In general I wanna to return given number of records and change one field in each of them.
Thanks.
You can use:
db.collection.find().limit(NUMBER_OF_ITEMS_YOU_WANT_TO_UPDATE).forEach(
function (e) {
e.fieldToChange = "blah";
....
db.collection.save(e);
}
);
(Credits for forEach code: MongoDB: Updating documents using data from the same document)
What this will do is only change the number of entries you specify. So if you want to add a field called "newField" with value 1 to only half of your entries inside "collection", for example, you can put in
db.collection.find().limit(db.collection.count() / 2).forEach(
function (e) {
e.newField = 1;
db.collection.save(e);
}
);
If you then want to make the other half also have "newField" but with value 2, you can do an update with the condition that newField doesn't exist:
db.collection.update( { newField : { $exists : false } }, { $set : { newField : 2 } }, {multi : true} );
Using forEach to individually update each document is slow. You can update the documents in bulk using
ids = db.collection.find(<condition>).limit(<limit>).map(
function(doc) {
return doc._id;
}
);
db.collection.updateMany({_id: {$in: ids}}, <update>})
The solutions that iterate over all objects then update them individually are very slow.
Retrieving them all then updating simultaneously using $in is more efficient.
ids = People.where(firstname: 'Pablo').limit(10000).only(:_id).to_a.map(&:id)
People.in(_id: ids).update_all(lastname: 'Cantero')
The query is written using Mongoid, but can be easily rewritten in Mongo Shell as well.
Unfortunately the workaround you have is the only way to do it AFAIK. There is a boolean flag multi which will either update all the matches (when true) or update the 1st match (when false).

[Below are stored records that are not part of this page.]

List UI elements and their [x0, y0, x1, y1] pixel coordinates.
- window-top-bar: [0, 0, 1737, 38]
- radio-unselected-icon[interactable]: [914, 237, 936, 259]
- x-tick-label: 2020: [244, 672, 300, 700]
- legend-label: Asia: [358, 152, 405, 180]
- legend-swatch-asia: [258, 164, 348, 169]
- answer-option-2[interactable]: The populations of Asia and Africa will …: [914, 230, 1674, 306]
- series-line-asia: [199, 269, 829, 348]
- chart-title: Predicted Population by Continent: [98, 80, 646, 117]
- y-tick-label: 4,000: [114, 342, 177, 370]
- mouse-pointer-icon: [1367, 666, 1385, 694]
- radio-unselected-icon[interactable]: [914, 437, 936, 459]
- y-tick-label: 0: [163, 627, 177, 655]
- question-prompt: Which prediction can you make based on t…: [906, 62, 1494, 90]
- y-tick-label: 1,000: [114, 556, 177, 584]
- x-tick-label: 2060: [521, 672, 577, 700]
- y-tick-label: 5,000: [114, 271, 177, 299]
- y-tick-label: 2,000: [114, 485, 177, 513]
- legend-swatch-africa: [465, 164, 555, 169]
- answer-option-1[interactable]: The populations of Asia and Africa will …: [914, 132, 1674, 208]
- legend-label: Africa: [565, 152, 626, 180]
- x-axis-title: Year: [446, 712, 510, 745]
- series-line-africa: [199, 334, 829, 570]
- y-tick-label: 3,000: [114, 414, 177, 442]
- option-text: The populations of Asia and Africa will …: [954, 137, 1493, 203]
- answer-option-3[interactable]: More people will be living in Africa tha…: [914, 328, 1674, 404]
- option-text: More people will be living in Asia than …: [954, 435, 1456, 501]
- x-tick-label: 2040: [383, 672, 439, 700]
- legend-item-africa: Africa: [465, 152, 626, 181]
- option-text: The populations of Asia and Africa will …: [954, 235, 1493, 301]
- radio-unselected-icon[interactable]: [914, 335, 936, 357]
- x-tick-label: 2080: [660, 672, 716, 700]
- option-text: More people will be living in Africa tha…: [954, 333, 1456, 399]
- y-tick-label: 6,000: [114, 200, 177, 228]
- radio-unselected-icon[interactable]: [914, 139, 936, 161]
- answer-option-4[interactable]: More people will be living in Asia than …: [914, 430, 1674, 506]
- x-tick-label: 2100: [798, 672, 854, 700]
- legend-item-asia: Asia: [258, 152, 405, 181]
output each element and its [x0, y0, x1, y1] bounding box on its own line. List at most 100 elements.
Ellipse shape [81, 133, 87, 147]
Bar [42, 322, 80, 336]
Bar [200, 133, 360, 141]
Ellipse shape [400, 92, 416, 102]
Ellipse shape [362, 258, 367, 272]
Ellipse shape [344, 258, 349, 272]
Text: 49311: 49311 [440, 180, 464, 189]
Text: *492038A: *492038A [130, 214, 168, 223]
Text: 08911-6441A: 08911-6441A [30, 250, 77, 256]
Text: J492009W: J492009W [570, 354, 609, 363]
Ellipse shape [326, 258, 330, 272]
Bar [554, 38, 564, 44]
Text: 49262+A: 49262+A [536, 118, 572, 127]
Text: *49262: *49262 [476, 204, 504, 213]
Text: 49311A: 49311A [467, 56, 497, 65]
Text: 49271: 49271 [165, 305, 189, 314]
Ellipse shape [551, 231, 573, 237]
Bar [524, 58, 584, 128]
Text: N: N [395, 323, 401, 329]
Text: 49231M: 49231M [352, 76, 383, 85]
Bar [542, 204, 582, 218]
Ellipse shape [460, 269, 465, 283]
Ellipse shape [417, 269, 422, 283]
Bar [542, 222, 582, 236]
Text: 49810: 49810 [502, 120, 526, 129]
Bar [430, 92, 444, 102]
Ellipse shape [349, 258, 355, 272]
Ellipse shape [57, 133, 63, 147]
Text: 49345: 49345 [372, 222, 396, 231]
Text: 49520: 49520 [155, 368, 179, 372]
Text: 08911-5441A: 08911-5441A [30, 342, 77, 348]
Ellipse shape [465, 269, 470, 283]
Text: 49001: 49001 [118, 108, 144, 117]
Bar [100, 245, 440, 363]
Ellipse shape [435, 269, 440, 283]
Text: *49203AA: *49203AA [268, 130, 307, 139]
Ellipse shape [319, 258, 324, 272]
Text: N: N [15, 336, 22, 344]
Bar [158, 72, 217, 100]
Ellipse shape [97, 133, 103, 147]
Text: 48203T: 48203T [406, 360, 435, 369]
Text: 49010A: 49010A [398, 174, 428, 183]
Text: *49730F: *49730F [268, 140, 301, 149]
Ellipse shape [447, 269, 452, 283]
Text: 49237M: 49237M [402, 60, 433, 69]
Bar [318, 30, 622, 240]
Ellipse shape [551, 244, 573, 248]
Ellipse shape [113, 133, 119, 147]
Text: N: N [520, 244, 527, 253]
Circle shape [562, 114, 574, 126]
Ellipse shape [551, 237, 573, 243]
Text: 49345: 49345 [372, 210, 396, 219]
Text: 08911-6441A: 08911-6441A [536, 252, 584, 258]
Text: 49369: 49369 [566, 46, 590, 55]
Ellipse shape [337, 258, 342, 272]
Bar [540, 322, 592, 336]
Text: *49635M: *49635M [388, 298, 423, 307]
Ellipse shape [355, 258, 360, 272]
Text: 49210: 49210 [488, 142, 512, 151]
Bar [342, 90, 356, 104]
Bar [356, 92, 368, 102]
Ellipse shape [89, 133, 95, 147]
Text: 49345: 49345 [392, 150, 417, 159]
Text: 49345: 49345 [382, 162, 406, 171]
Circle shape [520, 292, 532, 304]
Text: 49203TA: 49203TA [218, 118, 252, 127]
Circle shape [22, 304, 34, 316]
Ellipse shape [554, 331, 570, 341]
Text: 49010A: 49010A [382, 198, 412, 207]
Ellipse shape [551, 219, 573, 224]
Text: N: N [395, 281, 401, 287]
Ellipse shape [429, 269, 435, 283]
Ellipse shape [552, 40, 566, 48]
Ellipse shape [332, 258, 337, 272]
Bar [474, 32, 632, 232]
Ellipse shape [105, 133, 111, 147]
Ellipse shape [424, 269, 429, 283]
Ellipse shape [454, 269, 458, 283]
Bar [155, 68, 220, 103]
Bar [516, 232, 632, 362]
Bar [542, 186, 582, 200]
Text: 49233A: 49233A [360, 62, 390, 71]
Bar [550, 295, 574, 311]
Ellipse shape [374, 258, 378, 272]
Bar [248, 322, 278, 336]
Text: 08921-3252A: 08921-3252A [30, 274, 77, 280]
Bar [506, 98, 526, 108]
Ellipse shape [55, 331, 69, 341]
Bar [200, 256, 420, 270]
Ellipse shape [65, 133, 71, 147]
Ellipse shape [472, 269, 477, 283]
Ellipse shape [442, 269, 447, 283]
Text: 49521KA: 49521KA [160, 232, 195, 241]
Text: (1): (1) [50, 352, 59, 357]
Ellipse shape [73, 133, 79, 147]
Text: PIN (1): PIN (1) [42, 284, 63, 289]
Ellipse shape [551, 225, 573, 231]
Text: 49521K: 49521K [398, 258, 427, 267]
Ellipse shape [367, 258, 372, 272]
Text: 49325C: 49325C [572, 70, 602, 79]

As the answer states there is still no way to limit the number of documents to update (or delete) to a value > 1. A workaround to use something like:
db.collection.find(<condition>).limit(<limit>).forEach(function(doc){db.collection.update({_id:doc._id},{<your update>})})
If your id is a sequence number and not an ObjectId you can do this in a for loop:
let batchSize= 10;
for (let i = 0; i <= 1000000; i += batchSize) {
db.collection.update({$and :[{"_id": {$lte: i+batchSize}}, {"_id": {$gt: i}}]}),{<your update>})
}
let fetchStandby = await db.model.distinct("key",{});
fetchStandby = fetchStandby.slice(0, no_of_docs_to_be_updated)
let fetch = await db.model.updateMany({
key: { $in: fetchStandby }
}, {
$set:{"qc.status": "pending"}
})
I also recently wanted something like this. I think querying for a long list of _id just to update in an $in is perhaps slow too, so I tried to use an aggregation+merge
while (true) {
const record = db.records.findOne({ isArchived: false }, {_id: 1})
if (!record) {
print("No more records")
break
}
db.records.aggregate([
{ $match: { isArchived: false } },
{ $limit: 100 },
{
$project: {
_id: 1,
isArchived: {
$literal: true
},
updatedAt: {
$literal: new Date()
}
}
},
{
$merge: {
into: "records",
on: "_id",
whenMatched: "merge"
}
}
])
print("Done update")
}
But feel free to comment if this is better or worse that a bulk update with $in.